Bad governance is contagious.

It spreads through unqualified, agenda-driven candidates like North Idaho College trustees Todd Banducci, Greg McKenzie and Mike Waggoner. Those three and one of their former colleagues, Michael Barnes, have driven the college to the very edge of the cliff, and it’s possible that the only reason NIC hasn’t lost accreditation is because its accrediting agency is waiting until November 2024 to see if voters correct these disastrous mistakes.

But that’s how bad governance is spread. It starts with a deeply flawed “vetting and rating” system of candidates by a group with extreme views, like the Kootenai County Republican Central Committee, which proudly supported the candidacies of Barnes, Banducci, McKenzie and Waggoner.

The KCRCC misleads many true Republicans into believing its endorsements are based on sound, rational analysis. Time is showing the exact opposite, as unqualified, agenda-driven elected officials are proliferating in Kootenai County.

Bad governance has quickly become standard operating procedure on the Community Library Network board.
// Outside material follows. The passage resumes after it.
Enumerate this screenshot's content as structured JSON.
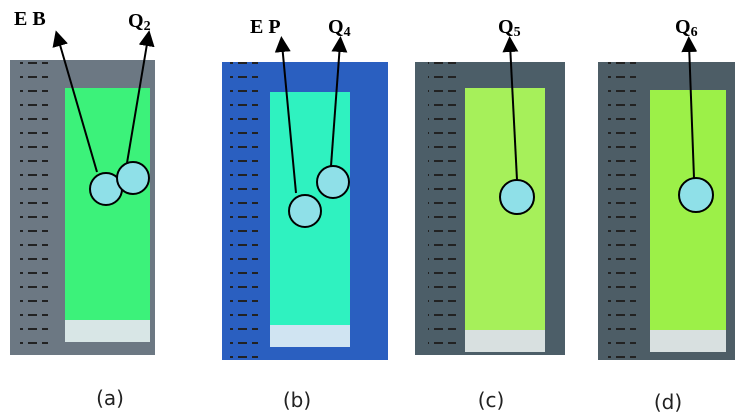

Chaired by KCRCC-endorsed trustee Rachelle Ottosen and newly elected, KCRCC-endorsed trustees Tim Plass and Tom Hanley, the board has veered off the road to good governance in spectacular fashion.

While every library board meeting now has its share of bloody accidents, the meeting last Friday in Harrison demonstrated well what happens when you have the wrong people at the wheel of the bookmobile.

First, citizens learned that even though there have been no claims against the library network that might lead its insurer to significantly raise rates or drop the network altogether, that insurer has notified the board that “changes” are imminent.

Whether the network’s coverage is being terminated or rates are skyrocketing was not disclosed, but the perils of bad governance quickly leaped into the spotlight.

Without any expensive claims in recent memory, CLN board members should understand that the sudden change is due to serious questions of their leadership. That’s what happened with NIC’s board majority, and it ended up costing the college, its students and taxpayers hundreds of thousands of extra dollars for insurance coverage.

So how did the library network’s board respond to the bad insurance news? Deciding on some honest self-analysis that might explain why they’ve panicked their insurer, never mind many of their patrons and other taxpayers? And then charting a course to remedy some of their shortcomings?

No. That would be good governance. Instead, Trustee Plass pivoted on the spot and recommended the board hire Redman & Company Insurance of Coeur d’Alene. A good board member would at least have suggested a request for bids be prepared, but that’s not what Plass did.

He pitched a specific agency, and if you look at it closely, it makes perfect sense from a bad governance perspective.

Redman & Company Insurance may be an outstanding company, one deserving of an opportunity to bid on the library network’s contract. Headed by first-term state Rep. Jordan Redman, the agency also happens to be a major donor to the Kootenai County Republican Central Committee.

According to financial disclosure records with the Idaho Secretary of State’s Office, Redman & Company Insurance has donated $50,200 to KCRCC just since March 2020. While the donations are perfectly legal, a stench arises when a library board trustee recommends bypassing a standard bidding process to reward a kindred spirit.

That’s the sort of action that leads to escalating expenses and collapsing public trust. What's really alarming is that, unchecked, the KCRCC will ensure bad governance becomes the norm, not an exception.